The graduate certificate program is open to all individuals holding a BS degree in computer science, engineering, or a scientific discipline, and who have a minimum of two years of professional experience, or are currently accepted into a graduate degree program at LCIT. The only additional requirement for students entering a graduate certificate program is that they satisfy the prerequisites for any course they take in the program. The certificate program consists of four courses: two are core courses and two are elective courses. In order to receive a Graduate Certificate, the student must have an average graduate cumulative grade point average of 3.0 or better in the certificate courses taken. Students admitted to the certificate program will have non-degree graduate status, but will earn graduate credit for the courses they complete.
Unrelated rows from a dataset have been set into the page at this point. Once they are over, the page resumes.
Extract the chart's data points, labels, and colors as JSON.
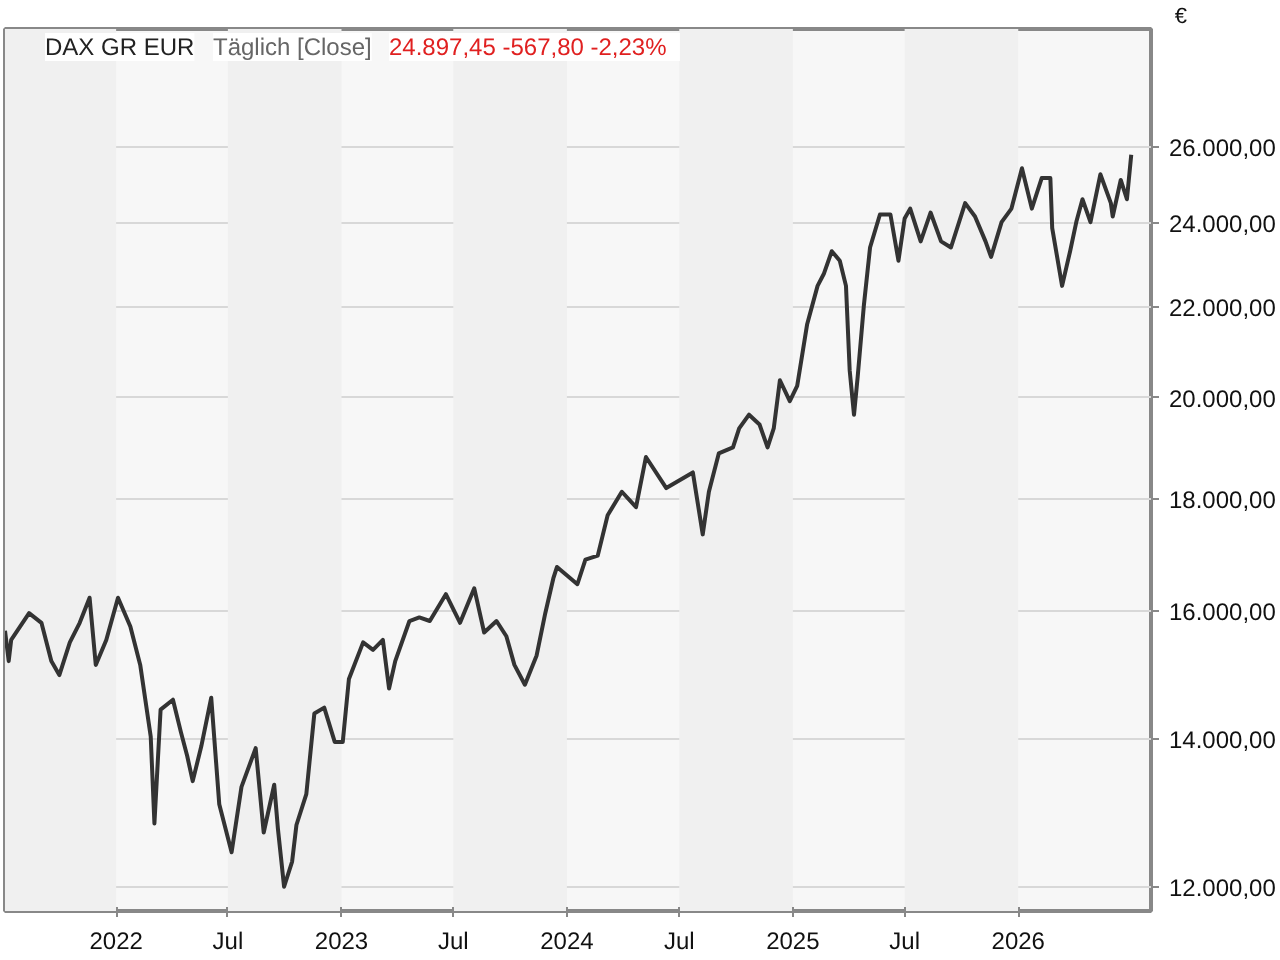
{
  "chart_data": {
    "type": "line",
    "title": "DAX GR EUR",
    "subtitle": "Täglich [Close]",
    "annotations": [
      "24.897,45  -567,80  -2,23%"
    ],
    "ylabel": "€",
    "log": true,
    "grid": "y",
    "line_style": "solid",
    "xlim": [
      "2021-07-05",
      "2026-08-04"
    ],
    "ylim": [
      11700,
      29400
    ],
    "xticks": [
      {
        "value": "2022-01-01",
        "label": "2022"
      },
      {
        "value": "2022-07-01",
        "label": "Jul"
      },
      {
        "value": "2023-01-01",
        "label": "2023"
      },
      {
        "value": "2023-07-01",
        "label": "Jul"
      },
      {
        "value": "2024-01-01",
        "label": "2024"
      },
      {
        "value": "2024-07-01",
        "label": "Jul"
      },
      {
        "value": "2025-01-01",
        "label": "2025"
      },
      {
        "value": "2025-07-01",
        "label": "Jul"
      },
      {
        "value": "2026-01-01",
        "label": "2026"
      }
    ],
    "yticks": [
      {
        "value": 12000,
        "label": "12.000,00"
      },
      {
        "value": 14000,
        "label": "14.000,00"
      },
      {
        "value": 16000,
        "label": "16.000,00"
      },
      {
        "value": 18000,
        "label": "18.000,00"
      },
      {
        "value": 20000,
        "label": "20.000,00"
      },
      {
        "value": 22000,
        "label": "22.000,00"
      },
      {
        "value": 24000,
        "label": "24.000,00"
      },
      {
        "value": 26000,
        "label": "26.000,00"
      }
    ],
    "bands": [
      {
        "axis": "x",
        "from": "2021-07-05",
        "to": "2022-01-01",
        "color": "#f0f0f0"
      },
      {
        "axis": "x",
        "from": "2022-07-01",
        "to": "2023-01-01",
        "color": "#f0f0f0"
      },
      {
        "axis": "x",
        "from": "2023-07-01",
        "to": "2024-01-01",
        "color": "#f0f0f0"
      },
      {
        "axis": "x",
        "from": "2024-07-01",
        "to": "2025-01-01",
        "color": "#f0f0f0"
      },
      {
        "axis": "x",
        "from": "2025-07-01",
        "to": "2026-01-01",
        "color": "#f0f0f0"
      }
    ],
    "series": [
      {
        "color": "#333333",
        "x": [
          "2021-07-05",
          "2021-07-11",
          "2021-07-15",
          "2021-08-13",
          "2021-09-02",
          "2021-09-18",
          "2021-10-01",
          "2021-10-18",
          "2021-11-03",
          "2021-11-19",
          "2021-11-29",
          "2021-12-16",
          "2022-01-04",
          "2022-01-24",
          "2022-02-09",
          "2022-02-26",
          "2022-03-04",
          "2022-03-14",
          "2022-04-03",
          "2022-04-16",
          "2022-04-26",
          "2022-05-05",
          "2022-05-19",
          "2022-06-04",
          "2022-06-17",
          "2022-07-07",
          "2022-07-23",
          "2022-08-15",
          "2022-08-28",
          "2022-09-14",
          "2022-09-20",
          "2022-09-30",
          "2022-10-13",
          "2022-10-20",
          "2022-11-05",
          "2022-11-18",
          "2022-12-04",
          "2022-12-21",
          "2023-01-03",
          "2023-01-13",
          "2023-02-05",
          "2023-02-21",
          "2023-03-09",
          "2023-03-19",
          "2023-03-29",
          "2023-04-21",
          "2023-05-07",
          "2023-05-24",
          "2023-06-19",
          "2023-07-12",
          "2023-08-04",
          "2023-08-20",
          "2023-09-09",
          "2023-09-25",
          "2023-10-08",
          "2023-10-25",
          "2023-11-13",
          "2023-11-27",
          "2023-12-10",
          "2023-12-16",
          "2024-01-18",
          "2024-01-31",
          "2024-02-20",
          "2024-03-07",
          "2024-03-30",
          "2024-04-22",
          "2024-05-08",
          "2024-06-10",
          "2024-07-23",
          "2024-08-08",
          "2024-08-18",
          "2024-09-03",
          "2024-09-26",
          "2024-10-06",
          "2024-10-22",
          "2024-11-08",
          "2024-11-21",
          "2024-12-01",
          "2024-12-11",
          "2024-12-27",
          "2025-01-08",
          "2025-01-24",
          "2025-02-10",
          "2025-02-20",
          "2025-03-05",
          "2025-03-18",
          "2025-03-28",
          "2025-04-03",
          "2025-04-10",
          "2025-04-16",
          "2025-04-26",
          "2025-05-06",
          "2025-05-22",
          "2025-06-08",
          "2025-06-21",
          "2025-07-01",
          "2025-07-10",
          "2025-07-27",
          "2025-08-12",
          "2025-08-29",
          "2025-09-14",
          "2025-10-07",
          "2025-10-23",
          "2025-11-09",
          "2025-11-18",
          "2025-12-05",
          "2025-12-21",
          "2026-01-07",
          "2026-01-23",
          "2026-02-08",
          "2026-02-22",
          "2026-02-25",
          "2026-03-13",
          "2026-03-26",
          "2026-04-05",
          "2026-04-15",
          "2026-04-28",
          "2026-05-14",
          "2026-05-31",
          "2026-06-03",
          "2026-06-16",
          "2026-06-26",
          "2026-07-03"
        ],
        "values": [
          15680,
          15190,
          15530,
          15970,
          15810,
          15190,
          14970,
          15490,
          15810,
          16230,
          15130,
          15530,
          16230,
          15750,
          15130,
          14040,
          12820,
          14440,
          14590,
          14100,
          13760,
          13400,
          13900,
          14620,
          13080,
          12440,
          13320,
          13870,
          12700,
          13350,
          12750,
          12000,
          12320,
          12800,
          13220,
          14380,
          14470,
          13960,
          13960,
          14910,
          15490,
          15370,
          15530,
          14760,
          15190,
          15840,
          15900,
          15840,
          16290,
          15810,
          16390,
          15650,
          15840,
          15590,
          15130,
          14820,
          15280,
          15970,
          16560,
          16760,
          16460,
          16890,
          16960,
          17690,
          18130,
          17840,
          18800,
          18200,
          18500,
          17340,
          18130,
          18870,
          18990,
          19370,
          19650,
          19450,
          18990,
          19370,
          20370,
          19930,
          20250,
          21590,
          22480,
          22760,
          23310,
          23080,
          22480,
          20580,
          19650,
          20450,
          22030,
          23400,
          24220,
          24220,
          23080,
          24120,
          24370,
          23550,
          24270,
          23550,
          23400,
          24510,
          24170,
          23550,
          23170,
          24030,
          24370,
          25420,
          24370,
          25160,
          25160,
          23880,
          22480,
          23310,
          24030,
          24610,
          24030,
          25260,
          24510,
          24170,
          25110,
          24610,
          25780
        ]
      }
    ]
  }
}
If the four course sequence approved by the graduate advisor is completed with a grade of B or better in each of the courses taken, the student will upon application be admitted to the MS program in Computer Science as long as they have a BS in Computer Science, Electrical Engineering, or Computer Engineering, and as long as they meet the minimum undergraduate GPA requirements and core computer science course requirements. All Computer Science certificate courses and up to one non-Computer Science certificate course taken by the students admitted to the program will count towards their computer science MS degree.
Once admitted to the program, a student will be given three years to complete the program as long as a B average is maintained in the courses taken.